Victoria Moors performs on the beams in the Olympic team gymnastics final Tuesday. Record video
LONDON — No one, except for maybe five young women from Canada, expected this.
Canada’s artistic gymnastic team delivered a historic performance at their first-ever Olympic team final in London, narrowly missing out on a medal and letting the world’s gymnastics powerhouses know that Canada is no longer an also-ran competitor.
For a team that’s never come this far, a fifth-place finish was a huge cause for celebration from a group of young women who looked far more composed and confident than their first appearance at the Games two days ago.
“Our goal was to just finish top eight. But coming to the Olympics and finishing fifth, we weren’t expecting that. It’s unreal right now,” said an ecstatic Victoria Moors of Cambridge.
When the final scores appeared on the big screen at the centre of the North Greenwich Arena, the gymnasts — Moors, Elisabeth Black, Dominique Pegg, Kristina Vaculik and Brittany Rogers — leapt into each others arms and started crying.
They had toppled gymnastics giants, like Italy and Great Britain, and had shown they could bounce back from a nervous performance on Sunday.
The team, comprised of four teenagers and a 20-year-old, did that and more. Afterward, Moors and the rest of the Canadians were already looking ahead to the next Olympics, 2016’s Games in Rio de Janeiro.
“We upset a lot of big countries. We definitely raised the bar for Canada, we’re leaving a trail for the next people, and for Rio,” she said. “We just decided to go out there and go strong.”
Moors competed in two of four events in the team final, scoring 14.600 on floor and 13.700 on the uneven bars. That left Canada with a combined score of 170.804, less than four points behind China.
The U.S. won gold in the final with 183.596 points, Russia had silver with 178.530 and Romania took bronze with 176.414.
Canada qualified on Sunday for the eighth and last place in the gymnastics team final. In doing that, they made history — as the first Canadian team to ever qualify for a team final at the Olympics.

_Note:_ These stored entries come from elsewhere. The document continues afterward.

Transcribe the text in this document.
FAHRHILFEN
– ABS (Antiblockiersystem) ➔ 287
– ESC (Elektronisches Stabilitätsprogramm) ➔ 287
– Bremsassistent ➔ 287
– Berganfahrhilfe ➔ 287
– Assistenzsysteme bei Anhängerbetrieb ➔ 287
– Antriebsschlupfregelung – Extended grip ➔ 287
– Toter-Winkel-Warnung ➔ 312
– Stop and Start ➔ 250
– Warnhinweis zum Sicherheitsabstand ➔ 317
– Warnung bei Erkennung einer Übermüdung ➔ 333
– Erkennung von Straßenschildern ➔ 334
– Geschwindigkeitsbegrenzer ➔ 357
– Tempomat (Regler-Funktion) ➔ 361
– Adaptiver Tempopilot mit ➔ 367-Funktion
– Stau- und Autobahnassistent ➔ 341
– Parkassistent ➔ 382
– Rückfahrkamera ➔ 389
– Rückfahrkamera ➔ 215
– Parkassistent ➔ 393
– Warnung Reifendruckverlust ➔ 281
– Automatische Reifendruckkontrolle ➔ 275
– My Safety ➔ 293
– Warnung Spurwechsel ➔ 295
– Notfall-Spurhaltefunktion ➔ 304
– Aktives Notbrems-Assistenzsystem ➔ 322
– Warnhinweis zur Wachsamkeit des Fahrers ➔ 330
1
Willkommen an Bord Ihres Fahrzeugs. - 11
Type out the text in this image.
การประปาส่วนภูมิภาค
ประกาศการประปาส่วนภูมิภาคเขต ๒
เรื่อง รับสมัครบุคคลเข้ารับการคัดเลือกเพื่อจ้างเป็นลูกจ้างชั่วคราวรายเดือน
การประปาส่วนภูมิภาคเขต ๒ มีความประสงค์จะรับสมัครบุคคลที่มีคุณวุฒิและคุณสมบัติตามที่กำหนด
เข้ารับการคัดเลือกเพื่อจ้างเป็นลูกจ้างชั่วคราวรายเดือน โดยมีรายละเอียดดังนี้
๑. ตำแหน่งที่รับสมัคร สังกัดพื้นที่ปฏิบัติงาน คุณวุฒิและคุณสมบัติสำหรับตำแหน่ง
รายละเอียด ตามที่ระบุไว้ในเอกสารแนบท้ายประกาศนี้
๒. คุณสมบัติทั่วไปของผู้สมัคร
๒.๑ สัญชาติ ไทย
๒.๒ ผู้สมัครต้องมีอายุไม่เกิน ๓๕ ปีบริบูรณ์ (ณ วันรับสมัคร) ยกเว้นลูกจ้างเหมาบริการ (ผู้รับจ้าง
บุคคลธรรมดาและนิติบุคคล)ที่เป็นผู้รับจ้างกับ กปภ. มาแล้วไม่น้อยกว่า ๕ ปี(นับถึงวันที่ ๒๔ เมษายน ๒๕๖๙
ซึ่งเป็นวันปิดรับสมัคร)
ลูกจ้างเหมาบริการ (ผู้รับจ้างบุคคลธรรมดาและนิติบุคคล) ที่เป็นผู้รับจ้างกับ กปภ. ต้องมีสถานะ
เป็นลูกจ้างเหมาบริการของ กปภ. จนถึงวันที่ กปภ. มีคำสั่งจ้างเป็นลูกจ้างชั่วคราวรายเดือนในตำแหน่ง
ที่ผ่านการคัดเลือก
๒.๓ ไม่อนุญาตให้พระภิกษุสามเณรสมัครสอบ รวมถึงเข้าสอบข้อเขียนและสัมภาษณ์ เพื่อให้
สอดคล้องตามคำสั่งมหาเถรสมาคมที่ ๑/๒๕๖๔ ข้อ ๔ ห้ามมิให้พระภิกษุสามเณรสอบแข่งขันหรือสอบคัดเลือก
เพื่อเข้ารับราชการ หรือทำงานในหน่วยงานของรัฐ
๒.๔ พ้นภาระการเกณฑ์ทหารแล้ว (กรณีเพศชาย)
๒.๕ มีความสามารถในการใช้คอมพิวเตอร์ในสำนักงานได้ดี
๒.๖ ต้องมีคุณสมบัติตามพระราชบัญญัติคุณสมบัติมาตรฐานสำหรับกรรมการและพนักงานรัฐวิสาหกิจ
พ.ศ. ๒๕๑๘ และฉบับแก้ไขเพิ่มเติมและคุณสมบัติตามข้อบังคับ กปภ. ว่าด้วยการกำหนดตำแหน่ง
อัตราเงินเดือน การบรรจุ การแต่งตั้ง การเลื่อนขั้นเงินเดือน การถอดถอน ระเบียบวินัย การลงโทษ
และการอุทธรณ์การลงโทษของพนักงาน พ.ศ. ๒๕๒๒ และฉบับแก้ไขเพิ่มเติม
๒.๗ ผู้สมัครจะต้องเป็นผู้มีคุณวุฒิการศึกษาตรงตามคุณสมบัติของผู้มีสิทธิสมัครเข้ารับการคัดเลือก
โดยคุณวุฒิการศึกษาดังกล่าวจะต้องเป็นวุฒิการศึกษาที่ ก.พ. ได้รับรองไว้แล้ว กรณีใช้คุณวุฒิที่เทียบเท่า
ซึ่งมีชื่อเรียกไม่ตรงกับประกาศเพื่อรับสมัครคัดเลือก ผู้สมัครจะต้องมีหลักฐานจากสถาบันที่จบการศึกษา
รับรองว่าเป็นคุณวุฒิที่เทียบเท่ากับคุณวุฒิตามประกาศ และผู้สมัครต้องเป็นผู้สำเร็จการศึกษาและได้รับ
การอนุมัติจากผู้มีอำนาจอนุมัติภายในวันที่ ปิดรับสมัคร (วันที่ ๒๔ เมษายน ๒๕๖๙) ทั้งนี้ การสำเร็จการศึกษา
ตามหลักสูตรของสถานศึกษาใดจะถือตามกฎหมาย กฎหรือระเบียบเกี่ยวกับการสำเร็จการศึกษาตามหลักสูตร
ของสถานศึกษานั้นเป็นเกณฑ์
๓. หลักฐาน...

“History to me is like looking back in a textbook at school. Seeing that written down, that Canada placed fifth at the 2012 Olympic Games, we’ve all dreamed of this. Our minds are completely blown,” said Rogers.
“We really put our team first. We didn’t think of ourselves, we just said, ‘no regrets, no looking back.’”
What most people watching didn’t know is that Moors was competing with two tears in the muscles in her lower back, discovered about three weeks ago. The 15-year-old student at Bishop Macdonell high school in Guelph wanted to deal with the pain and continue her training.
Gymnastics Canada, meanwhile, had to decide whether to let the injured gymnast compete, or replace her with one of two alternates.
“I think she proved today they made the right decision. I’m so proud of her,” said Elvira Saadi, the longtime coach who has worked with Moors since she was a little girl at the Cambridge Kips gymnastics club.
“She was sore, but she didn’t think about herself. She just thought about her team.”
Saadi was quickly given coaching accreditation after Sunday’s qualification round, and worked directly with her gymnast in the last two days to restore Moors’ confidence.
Moors, at 15, has gained national attention as the youngest Canadian athlete at these Games. The attention from the Olympics has turned Moors into a celebrity in gymnastics circles, with a growing fan base on Twitter and the subject of tribute videos on YouTube.
After missing her shot at an individual final after Sunday’s qualification round, Moors did this one for her team. The coaches from each country chose three gymnasts to compete on the four apparatuses of bars, beam, vault and floor, and went with Moors’ strengths.
This time on the floor, Moors controlled the nerves that caused stumbles on Sunday and gave a command performance that stole the attention of the 20,000-capacity arena, filled with an electrified crowd that included the likes of Prince Harry.
With the largest audience of her life watching on TV, Moors tumbled, danced and leapt to the dramatic tempo of the Assassin’s Tango, a song she’s performed to countless times since introducing her routine three years ago.
She had 90 seconds to wow the judges and did that with a performance that had movements at the highest level of difficulty rated by gymnastics.
“I just wanted to go out there and show the world I could improve,” Moors said.
Her family and teammate Madeline Gardiner — chosen for the Olympics but unused as an alternate — were among a small but vocal Canadian contingent cheering from the stands in the packed arena, filled to the rafters mostly with supporters for Great Britain and the U.S.
Moors’ competition at the Olympics is now done, and she’ll turn into a supporter cheering for teammates Pegg, Black and Rogers, who qualified for individual events.